Listening to people’s experiences of their mental health before, during and after the pandemic should be at the heart of creating the meaningful change we need. Only when we have built a mental healthcare system that is guaranteed to be there for us when we need it – whether in a global pandemic or in the struggles of our everyday lives – will it be OK not to be OK.
And only when we have closed the gaps that have long existed in the way we treat mental health will we be able to say with confidence that we really are “all in this together”.
About the contributors
James is a mental health campaigner, peer researcher and expert by experience in eating disorders.
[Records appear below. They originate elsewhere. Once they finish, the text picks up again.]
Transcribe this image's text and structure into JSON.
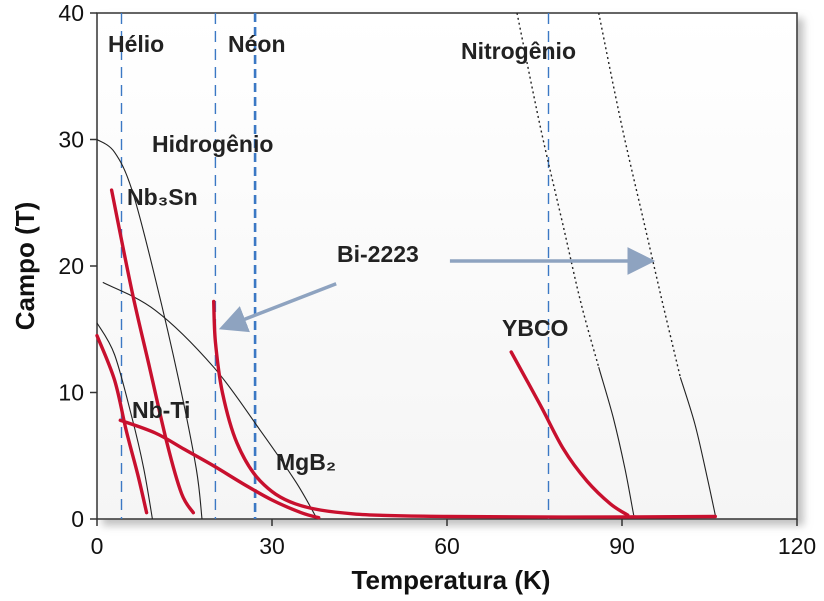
{
  "chart_data": {
    "type": "line",
    "xlabel": "Temperatura (K)",
    "ylabel": "Campo (T)",
    "xlim": [
      0,
      120
    ],
    "ylim": [
      0,
      40
    ],
    "xticks": [
      0,
      30,
      60,
      90,
      120
    ],
    "yticks": [
      0,
      10,
      20,
      30,
      40
    ],
    "grid": false,
    "reference_lines": [
      {
        "label": "Hélio",
        "x": 4.2
      },
      {
        "label": "Hidrogênio",
        "x": 20.3
      },
      {
        "label": "Néon",
        "x": 27.1
      },
      {
        "label": "Nitrogênio",
        "x": 77.4
      }
    ],
    "series": [
      {
        "name": "Nb₃Sn",
        "points": [
          [
            2.5,
            26
          ],
          [
            6,
            18
          ],
          [
            9,
            12
          ],
          [
            12,
            6
          ],
          [
            14.5,
            2
          ],
          [
            16.5,
            0.5
          ]
        ]
      },
      {
        "name": "Nb-Ti",
        "points": [
          [
            0,
            14.5
          ],
          [
            3,
            11
          ],
          [
            5,
            7
          ],
          [
            7,
            3.5
          ],
          [
            8.5,
            0.5
          ]
        ]
      },
      {
        "name": "MgB₂",
        "points": [
          [
            4,
            7.8
          ],
          [
            10,
            6.8
          ],
          [
            15,
            5.5
          ],
          [
            20,
            4.2
          ],
          [
            25,
            2.8
          ],
          [
            30,
            1.5
          ],
          [
            35,
            0.5
          ],
          [
            38,
            0.1
          ]
        ]
      },
      {
        "name": "Bi-2223",
        "points": [
          [
            20,
            17.2
          ],
          [
            20.3,
            14
          ],
          [
            21.5,
            10
          ],
          [
            24,
            6
          ],
          [
            28,
            3
          ],
          [
            34,
            1.2
          ],
          [
            44,
            0.4
          ],
          [
            60,
            0.2
          ],
          [
            80,
            0.15
          ],
          [
            106,
            0.2
          ]
        ]
      },
      {
        "name": "YBCO",
        "points": [
          [
            71,
            13.2
          ],
          [
            76,
            9
          ],
          [
            80,
            5.5
          ],
          [
            84,
            3
          ],
          [
            88,
            1.2
          ],
          [
            91,
            0.3
          ]
        ]
      }
    ],
    "annotations": [
      "Hélio",
      "Néon",
      "Hidrogênio",
      "Nitrogênio",
      "Nb₃Sn",
      "Nb-Ti",
      "MgB₂",
      "Bi-2223",
      "YBCO"
    ],
    "colors": {
      "data_curve": "#c8102e",
      "reference_line": "#3b78c4",
      "envelope": "#222222",
      "arrow": "#8ea3c0"
    }
  }
}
He holds various roles at the Royal College of Psychiatrists and NHS England aimed at improving support for those experiencing mental health problems and eating disorders, and for their carers. James also represents various UK mental health charities.
Mafalda is a visual artist based between Amsterdam and Vienna. Her practice moves along the intersections between art, anthropology and documentary photography. This has resulted in a series of books, exhibitions and editorial contributions. For eight years she has been developing a body of work around eating disorders through different media. Having been formerly affected herself, she has been analysing whether these projects operate with, for, or about the persons involved in them. Her working process requires time, trust and many conversations. It serves as an invitation to dive more deeply into the hidden layers to create a bigger picture around the heart of the matter.